Premiere für die britische Premierministerin Theresa May am Katzentisch
Premiere für Theresa May: Nach 100 Tagen im Amt ist die britische Premierministerin erstmals bei einem EU-Gipfel. Ihre Rolle ist ungewöhnlich. Zwar ist der Brexit noch nicht vollzogen, Mays Platz wird dennoch am Katzentisch sein.
Noch hat sie das Austrittsschreiben nicht im Gepäck, noch haben die Brexit-Verhandlungen nicht einmal begonnen, und noch liegt der Ausstieg Großbritanniens in weiter Ferne. Aber trotzdem sitzt Theresa May, wenn sie heute erstmals zum EU-Gipfel nach Brüssel reist, bereits am Katzentisch. Die übrigen 27 planen die europäische Zukunft ohne die Briten. Das Wort der britischen Premierministerin hat kein Gewicht mehr.
Denn wenn auch in den Einzelheiten vieles noch unklar ist - eines ist klar: Die Briten werden die EU verlassen. Seit ihrem Amtsantritt vor 100 Tagen predigt die britische Premierministerin Brexit bedeute Brexit, und sie werde daraus einen Erfolg machen.
Gehen die britischen Forderungen zu weit?
So unumstritten die ersten drei Worte dieses Mantras auch sind, so groß sind die Fragezeichen hinter dem zweiten Teil des Satzes. Ob der Brexit eine Erfolgsstory wird, hängt davon ab, wie das künftige Verhältnis zwischen Großbritannien und der EU aussehen wird. May und ihre Minister lassen sich bisher kaum in die Karten gucken. Auf dem Parteitag der Konservativen hat die Premierministerin vor zwei Wochen immerhin ein paar Pflöcke eingeschlagen. Es werde in Zukunft eine Begrenzung der Zuwanderung aus EU-Staaten geben, und die Herrschaft des EU-Rechtes über britisches Recht werde ein Ende haben.
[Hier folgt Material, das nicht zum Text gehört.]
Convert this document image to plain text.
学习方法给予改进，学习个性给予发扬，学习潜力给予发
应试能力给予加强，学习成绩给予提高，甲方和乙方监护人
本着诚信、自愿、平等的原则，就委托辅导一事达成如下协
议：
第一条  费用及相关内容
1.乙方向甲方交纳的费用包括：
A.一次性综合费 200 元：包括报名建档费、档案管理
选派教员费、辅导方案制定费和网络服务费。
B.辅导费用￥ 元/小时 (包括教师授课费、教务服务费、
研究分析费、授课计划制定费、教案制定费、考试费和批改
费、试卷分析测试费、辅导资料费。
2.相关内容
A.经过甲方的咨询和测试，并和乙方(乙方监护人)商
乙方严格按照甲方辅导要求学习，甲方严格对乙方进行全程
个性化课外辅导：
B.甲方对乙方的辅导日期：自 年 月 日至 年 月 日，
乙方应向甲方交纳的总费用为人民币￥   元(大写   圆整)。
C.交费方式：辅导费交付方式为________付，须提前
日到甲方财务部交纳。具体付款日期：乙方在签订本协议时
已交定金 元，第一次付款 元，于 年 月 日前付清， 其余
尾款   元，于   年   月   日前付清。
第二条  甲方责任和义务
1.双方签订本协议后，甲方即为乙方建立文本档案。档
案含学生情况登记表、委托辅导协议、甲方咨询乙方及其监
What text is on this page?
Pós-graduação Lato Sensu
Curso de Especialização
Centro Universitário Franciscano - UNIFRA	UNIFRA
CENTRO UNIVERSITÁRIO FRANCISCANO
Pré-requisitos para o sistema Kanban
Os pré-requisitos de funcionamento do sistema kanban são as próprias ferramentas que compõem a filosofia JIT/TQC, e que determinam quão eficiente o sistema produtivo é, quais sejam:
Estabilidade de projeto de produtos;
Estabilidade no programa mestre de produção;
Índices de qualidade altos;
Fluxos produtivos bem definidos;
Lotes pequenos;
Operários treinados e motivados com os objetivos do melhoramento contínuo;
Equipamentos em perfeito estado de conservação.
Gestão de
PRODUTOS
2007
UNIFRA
Beides ist nicht mit der Mitgliedschaft im europäischen Binnenmarkt vereinbar. Sogar Nicht-EU-Mitglieder wie Norwegen akzeptieren die Freizügigkeit der Personen und die Rechtsnormen der EU als Gegenleistung für den freien Zugang zum europäischen Binnenmarkt. In ähnlicher Form gilt das auch für die Handelsverträge mit anderen Nicht-EU-Mitgliedern. Großbritannien aber werde weder das norwegische noch das Schweizer Modell der Zusammenarbeit mit der EU akzeptieren, so May.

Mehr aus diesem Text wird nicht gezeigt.